I made my way a few buildings over, to the baker, they were selling fresh baked bread and smoked beef sausage. Even if the rest of the village was having a slow start, Mrs Baker was not one to let her family and employees sleep late. The woman herself was standing in front of her shop wearing a grey dress, flour dusted her apron as she sat out tray of fresh bread. I ask asked her to put a half dozen loaves of bread a dozen sausages on my family’s account, then strolled back to the healer’s shop and home with a tray stacked high. On the outside the shop was two story building built from uncut stone, I let myself in and leaned against the counter, letting the smell of breakfast tell Madeline I was back while I ate my portion. After a few minutes she came bounding down the stairs wearing a fresh brown dress, the same as most of the women in the village but none of them would fill it out quite the same way.
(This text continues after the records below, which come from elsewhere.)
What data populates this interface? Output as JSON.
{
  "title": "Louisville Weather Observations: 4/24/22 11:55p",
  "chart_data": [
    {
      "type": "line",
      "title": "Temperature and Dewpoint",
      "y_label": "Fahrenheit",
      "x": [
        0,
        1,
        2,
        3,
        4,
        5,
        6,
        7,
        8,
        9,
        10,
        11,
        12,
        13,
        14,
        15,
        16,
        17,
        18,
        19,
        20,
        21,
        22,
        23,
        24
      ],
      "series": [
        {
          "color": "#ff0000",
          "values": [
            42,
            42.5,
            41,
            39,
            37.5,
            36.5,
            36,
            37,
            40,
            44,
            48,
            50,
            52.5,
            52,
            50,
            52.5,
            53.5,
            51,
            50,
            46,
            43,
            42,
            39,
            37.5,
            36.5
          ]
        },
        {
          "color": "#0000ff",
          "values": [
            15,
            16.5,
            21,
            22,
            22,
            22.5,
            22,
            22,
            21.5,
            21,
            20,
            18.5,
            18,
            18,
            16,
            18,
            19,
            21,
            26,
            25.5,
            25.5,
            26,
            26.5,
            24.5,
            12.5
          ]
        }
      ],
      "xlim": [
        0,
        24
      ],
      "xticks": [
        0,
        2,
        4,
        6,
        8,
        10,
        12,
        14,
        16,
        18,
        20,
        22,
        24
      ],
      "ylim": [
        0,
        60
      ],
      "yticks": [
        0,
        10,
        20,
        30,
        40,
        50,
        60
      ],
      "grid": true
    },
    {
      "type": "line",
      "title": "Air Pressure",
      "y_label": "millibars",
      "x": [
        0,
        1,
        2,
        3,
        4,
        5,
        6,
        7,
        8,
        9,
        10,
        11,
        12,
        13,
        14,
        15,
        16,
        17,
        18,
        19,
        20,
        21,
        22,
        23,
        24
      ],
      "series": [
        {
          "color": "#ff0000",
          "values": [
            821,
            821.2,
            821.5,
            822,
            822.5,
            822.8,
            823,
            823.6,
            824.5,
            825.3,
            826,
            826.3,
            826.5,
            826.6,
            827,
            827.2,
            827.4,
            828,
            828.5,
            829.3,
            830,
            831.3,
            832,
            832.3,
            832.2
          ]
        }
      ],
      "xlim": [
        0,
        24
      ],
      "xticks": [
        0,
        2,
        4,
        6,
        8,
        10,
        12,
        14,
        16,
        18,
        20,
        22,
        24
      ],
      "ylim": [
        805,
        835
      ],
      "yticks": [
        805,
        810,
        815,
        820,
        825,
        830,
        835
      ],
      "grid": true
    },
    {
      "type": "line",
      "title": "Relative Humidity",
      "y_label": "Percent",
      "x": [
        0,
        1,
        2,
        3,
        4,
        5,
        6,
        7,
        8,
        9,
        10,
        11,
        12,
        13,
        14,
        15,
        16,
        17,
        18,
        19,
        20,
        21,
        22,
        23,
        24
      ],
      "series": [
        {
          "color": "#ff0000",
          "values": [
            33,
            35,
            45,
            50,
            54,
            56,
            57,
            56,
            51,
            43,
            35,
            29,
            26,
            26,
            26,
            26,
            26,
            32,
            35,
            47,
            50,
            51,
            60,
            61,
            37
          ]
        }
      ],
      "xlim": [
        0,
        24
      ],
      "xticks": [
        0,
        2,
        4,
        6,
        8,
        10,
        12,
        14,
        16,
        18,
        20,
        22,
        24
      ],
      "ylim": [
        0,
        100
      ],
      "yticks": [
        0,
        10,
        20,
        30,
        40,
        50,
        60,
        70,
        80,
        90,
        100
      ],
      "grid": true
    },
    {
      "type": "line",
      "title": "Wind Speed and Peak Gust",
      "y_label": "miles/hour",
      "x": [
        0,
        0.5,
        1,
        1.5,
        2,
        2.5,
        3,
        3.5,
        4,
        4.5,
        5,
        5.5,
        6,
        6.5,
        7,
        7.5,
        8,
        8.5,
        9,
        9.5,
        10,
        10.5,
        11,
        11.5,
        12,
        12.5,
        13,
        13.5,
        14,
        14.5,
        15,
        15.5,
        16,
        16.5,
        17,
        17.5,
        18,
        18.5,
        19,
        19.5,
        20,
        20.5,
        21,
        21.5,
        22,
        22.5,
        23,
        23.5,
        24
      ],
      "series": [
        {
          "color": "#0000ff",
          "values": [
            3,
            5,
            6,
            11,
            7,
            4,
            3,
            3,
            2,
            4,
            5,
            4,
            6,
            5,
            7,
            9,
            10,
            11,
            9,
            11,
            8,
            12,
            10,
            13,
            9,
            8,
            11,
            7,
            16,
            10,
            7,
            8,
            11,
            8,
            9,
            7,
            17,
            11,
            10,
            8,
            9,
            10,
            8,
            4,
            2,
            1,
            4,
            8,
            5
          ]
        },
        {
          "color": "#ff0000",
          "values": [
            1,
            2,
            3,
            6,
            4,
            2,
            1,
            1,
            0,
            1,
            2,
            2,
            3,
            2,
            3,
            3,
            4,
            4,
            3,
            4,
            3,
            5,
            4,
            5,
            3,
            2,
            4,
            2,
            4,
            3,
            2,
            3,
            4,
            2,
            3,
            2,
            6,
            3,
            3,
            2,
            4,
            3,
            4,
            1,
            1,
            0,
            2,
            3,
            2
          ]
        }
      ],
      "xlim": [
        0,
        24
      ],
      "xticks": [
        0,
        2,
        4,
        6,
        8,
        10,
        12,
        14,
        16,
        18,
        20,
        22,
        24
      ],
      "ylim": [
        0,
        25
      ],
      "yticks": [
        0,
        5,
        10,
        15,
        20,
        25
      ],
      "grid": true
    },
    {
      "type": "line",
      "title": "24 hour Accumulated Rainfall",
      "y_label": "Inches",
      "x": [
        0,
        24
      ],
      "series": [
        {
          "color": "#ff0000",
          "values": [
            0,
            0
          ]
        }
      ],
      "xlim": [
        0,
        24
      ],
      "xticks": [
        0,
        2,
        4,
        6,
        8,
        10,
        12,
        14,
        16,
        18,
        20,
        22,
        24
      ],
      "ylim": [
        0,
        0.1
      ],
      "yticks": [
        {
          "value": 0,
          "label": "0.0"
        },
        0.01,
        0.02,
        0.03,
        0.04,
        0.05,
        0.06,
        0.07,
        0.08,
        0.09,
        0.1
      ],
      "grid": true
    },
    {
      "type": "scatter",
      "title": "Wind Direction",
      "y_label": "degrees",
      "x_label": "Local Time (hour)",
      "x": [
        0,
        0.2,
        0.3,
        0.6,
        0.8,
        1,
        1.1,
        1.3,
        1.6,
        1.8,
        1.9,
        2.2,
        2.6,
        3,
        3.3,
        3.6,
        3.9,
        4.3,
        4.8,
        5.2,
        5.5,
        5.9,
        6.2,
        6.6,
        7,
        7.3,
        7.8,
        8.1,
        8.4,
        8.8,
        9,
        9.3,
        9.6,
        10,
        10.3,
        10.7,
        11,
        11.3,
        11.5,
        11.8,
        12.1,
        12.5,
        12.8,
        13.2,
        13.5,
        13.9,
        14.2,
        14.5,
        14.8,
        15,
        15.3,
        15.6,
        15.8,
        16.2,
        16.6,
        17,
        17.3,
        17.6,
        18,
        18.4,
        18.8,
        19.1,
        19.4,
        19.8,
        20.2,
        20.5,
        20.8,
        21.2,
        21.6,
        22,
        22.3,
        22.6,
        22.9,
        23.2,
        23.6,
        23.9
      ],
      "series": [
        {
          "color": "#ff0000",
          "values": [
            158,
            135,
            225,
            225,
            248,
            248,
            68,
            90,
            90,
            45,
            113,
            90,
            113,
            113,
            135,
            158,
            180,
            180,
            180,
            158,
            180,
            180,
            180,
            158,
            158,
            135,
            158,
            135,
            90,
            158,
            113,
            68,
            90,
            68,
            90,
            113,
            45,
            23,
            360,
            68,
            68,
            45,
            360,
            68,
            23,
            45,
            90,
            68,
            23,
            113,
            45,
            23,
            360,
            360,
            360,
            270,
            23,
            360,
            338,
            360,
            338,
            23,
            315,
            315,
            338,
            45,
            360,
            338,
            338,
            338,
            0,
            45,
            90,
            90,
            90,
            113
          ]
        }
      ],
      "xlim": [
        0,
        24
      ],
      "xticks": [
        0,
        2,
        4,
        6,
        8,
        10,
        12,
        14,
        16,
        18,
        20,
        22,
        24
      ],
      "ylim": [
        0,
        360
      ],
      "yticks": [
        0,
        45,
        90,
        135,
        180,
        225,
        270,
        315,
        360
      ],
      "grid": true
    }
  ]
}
She scooped up a loaf of bread and took a bite “breafash!” she said around a mouth full. I chuckled, at that, but still felt choked up about what I had to say.
“They said I cant stay here, Madeline. I have to leave, but I wanted you to hear it from me.”
“Well, how long will you be gone?” she asked after swallowing her bread.
“We didn’t get that far, but I feel like it will be a long time before I can return.”
She wilted, her chipper morning demeanor crushed by my news.
“But why Mattie, so what if you have a rare class option? Even [Healer] training was only two years. What could they want with a rare miller class for so long?”
I took a breath, ready to lie, to keep a secret out of habit, but I couldn’t. I couldn’t be sure my judgment was right, but I knew I had to trust somebody without being forced. So I told her.